How to use the fair-search plugin

Now it is time to finally perform a fair re-scoring.

The usual flow for the fairsearch plug-in is this one:

  • a user executes a query in the search engine, and during this process,
  • indicates s/he wants to apply the fairsearch plug-in.

To achive this we are going to use a functionality provided by Elasticsearch named re-scoring.

Assumptions and preconditions for this example

Lets suppose we have already in our search engine this set of documents:

Doc1 { body: "hello hello hello hello hello hello hello hello hello hello", gender: "m" }
Doc3 { body: "hello hello hello hello hello hello hello hello hello bye", gender: "m" }
Doc5 { body: "hello hello hello hello hello hello hello hello bye bye", gender: "m" }
Doc7 { body: "hello hello hello hello hello hello hello bye bye bye", gender: "m" }
Doc9 { body: "hello hello hello hello hello hello bye bye bye bye", gender: "m" }
Doc2 { body: "hello hello hello hello hello bye bye bye bye bye", gender: "f" }
Doc4 { body: "hello hello hello hello bye bye bye bye bye bye", gender: "f" }
Doc6 { body: "hello hello hello bye bye bye bye bye bye bye", gender: "f" }
Doc8 { body: "hello hello bye bye bye bye bye bye bye bye", gender: "f" }
Doc10 { body: "hello bye bye bye bye bye bye bye bye bye", gender: "f" }

In this example, women will be our protected category. As we see in the “body” of the documents above, the word “hello” occurs more in the ones having gender=m (male) than in the ones having gender=f (female).

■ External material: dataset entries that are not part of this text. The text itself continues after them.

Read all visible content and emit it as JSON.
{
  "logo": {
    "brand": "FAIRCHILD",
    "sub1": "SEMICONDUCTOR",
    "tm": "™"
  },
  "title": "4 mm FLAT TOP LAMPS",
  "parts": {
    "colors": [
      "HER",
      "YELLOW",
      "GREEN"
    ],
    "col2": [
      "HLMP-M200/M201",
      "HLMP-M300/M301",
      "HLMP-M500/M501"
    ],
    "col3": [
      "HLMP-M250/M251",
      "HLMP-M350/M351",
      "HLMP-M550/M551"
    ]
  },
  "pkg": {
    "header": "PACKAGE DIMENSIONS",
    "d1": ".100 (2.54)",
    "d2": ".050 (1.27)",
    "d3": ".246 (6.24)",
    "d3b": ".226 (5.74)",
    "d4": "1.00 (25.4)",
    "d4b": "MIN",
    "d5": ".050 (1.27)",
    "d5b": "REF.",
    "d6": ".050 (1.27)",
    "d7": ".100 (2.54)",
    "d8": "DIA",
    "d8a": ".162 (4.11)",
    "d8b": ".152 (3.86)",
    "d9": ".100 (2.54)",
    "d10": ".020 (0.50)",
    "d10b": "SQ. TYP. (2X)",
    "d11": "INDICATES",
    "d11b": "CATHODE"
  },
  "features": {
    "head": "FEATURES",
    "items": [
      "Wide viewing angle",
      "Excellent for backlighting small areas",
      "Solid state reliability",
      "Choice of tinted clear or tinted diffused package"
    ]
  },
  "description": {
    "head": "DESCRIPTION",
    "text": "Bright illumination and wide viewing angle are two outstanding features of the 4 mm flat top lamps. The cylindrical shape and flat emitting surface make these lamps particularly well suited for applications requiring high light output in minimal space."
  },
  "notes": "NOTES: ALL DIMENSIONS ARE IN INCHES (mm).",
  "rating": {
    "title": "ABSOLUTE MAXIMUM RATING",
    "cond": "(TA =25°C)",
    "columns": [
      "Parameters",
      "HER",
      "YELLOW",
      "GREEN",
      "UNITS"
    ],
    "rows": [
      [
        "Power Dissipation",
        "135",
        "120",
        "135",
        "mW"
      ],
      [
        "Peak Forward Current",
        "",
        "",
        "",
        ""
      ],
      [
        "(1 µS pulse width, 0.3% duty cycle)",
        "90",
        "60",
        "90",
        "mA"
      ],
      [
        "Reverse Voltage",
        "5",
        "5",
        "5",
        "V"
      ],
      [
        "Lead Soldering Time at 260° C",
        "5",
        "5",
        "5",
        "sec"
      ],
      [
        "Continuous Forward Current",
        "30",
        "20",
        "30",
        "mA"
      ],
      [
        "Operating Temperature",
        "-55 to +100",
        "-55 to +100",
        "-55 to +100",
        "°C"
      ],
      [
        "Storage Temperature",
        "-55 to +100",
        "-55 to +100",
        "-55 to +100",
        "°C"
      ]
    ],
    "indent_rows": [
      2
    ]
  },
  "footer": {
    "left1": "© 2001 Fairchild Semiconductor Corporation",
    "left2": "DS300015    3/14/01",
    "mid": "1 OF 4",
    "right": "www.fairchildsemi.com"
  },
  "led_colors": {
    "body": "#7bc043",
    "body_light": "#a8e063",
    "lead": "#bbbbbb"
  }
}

How does a search looks like

Lets first imagine we execute a normal search for “hello”, one without using the fairsearch plug-in. The results would look like this:

GET test/_search
{
    "query": {
        "match": {
            "body": "hello"
        }
    }
}

This request will return all documents that match the word hello, sorted by their relevance scoring. For this particular dataset we would get these results:

Doc1, Doc3, Doc5, Doc7, Doc9, Doc2, Doc4, Doc6, Doc8, Doc10

and if we take a closer look, these will be:

m, m, m, m, m, f, f, f, f, f

with all men as first top results, however as we could see in the The Theory section, there are many situations where we might aim for a fair result. To achieve this we will use the plug-in.

A request with the re-score function will look like this:

GET test/_search
{
    "query": {
        "match": {
            "body": "hello"
        }
    },
    "rescore": {
        "fair_rescorer": {
            "protected_key": "gender",
            "protected_value": "f",
            "significance_level": 0.1,
            "min_proportion_protected": 0.6
        }
    }
}

this request is actually doing an Elasticsearch match query (it also could do any other type of query, for example a bool or a multi match), then after the results are calculated (in every shard) it applies the fair topK algorithm.

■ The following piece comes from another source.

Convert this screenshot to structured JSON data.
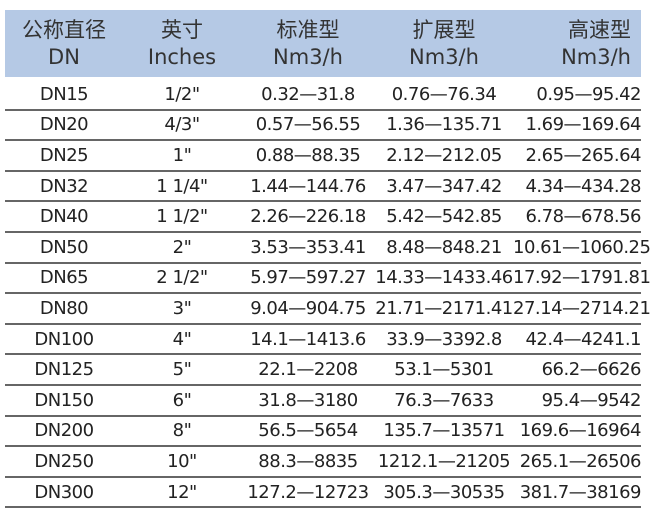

This request will give you a response where the target number of protected elements will be scored in relevant places, that for our example will be:

Doc1, Doc3, Doc2, Doc5, Doc4, Doc7, Doc9, Doc6, Doc8, Doc10

or, in terms of gender:

m, m, f, m, f, m, m, f, f, f

with a much fairer distribution of elements of the protected class (i.e., some women appear in the top positions).

Details on parameters

As we saw in the The Theory, for the fair query to work, we would need an mtable against which the re-scoring will be executed. To make the use of the plug-in easier, the re-score function does that in the background. So, the previous re-score call will create an mtable with the following parameters:

  • k=10, as 10 is the default documents that are returned by Elasticsearch
  • α=0.1, as that is the significance level specified in the query
  • p=0.6, as that is the minimum proportion of protected elements specified in the top results

Elasticsearch size parameters

Elasticsearch supports the following size parameters:

  • size, which is the total number of documents returned by ElasticSearch (defaults to 10)
  • window_size, which is the number of documents to be re-ranked by the re-score function and returned to the user (defaults to 10).

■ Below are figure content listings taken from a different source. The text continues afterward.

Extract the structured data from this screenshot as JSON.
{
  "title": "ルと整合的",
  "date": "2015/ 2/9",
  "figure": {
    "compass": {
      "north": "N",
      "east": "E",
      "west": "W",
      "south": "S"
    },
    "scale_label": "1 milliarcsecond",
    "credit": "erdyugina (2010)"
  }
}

For example, if you make a query like this:

GET test/_search
{
   "size": 50,
    "query": {
        "match": {
            "body": "hello"
        }
    },
    "rescore": {
        "window_size": 10,
        "fair_rescorer": {
            "protected_key": "gender",
            "protected_value": "f",
            "significance_level": 0.1,
            "min_proportion_protected": 0.6
        }
    }
}

This will try to find initial 50 documents that match the query and, then, re-rank and return only the top 10. So, the plug-in will choose window_size as the k parameter or, if smaller, the actual numbers of documents initially returned.

Ensuring there are protected elements in the topK results

A recommended way of using the plug-in is to specify a higher number for size, so that more elements can be included in the initial list for more fair re-ranking. Then, after the re-scoring phase, only window_size number of documents will be returned.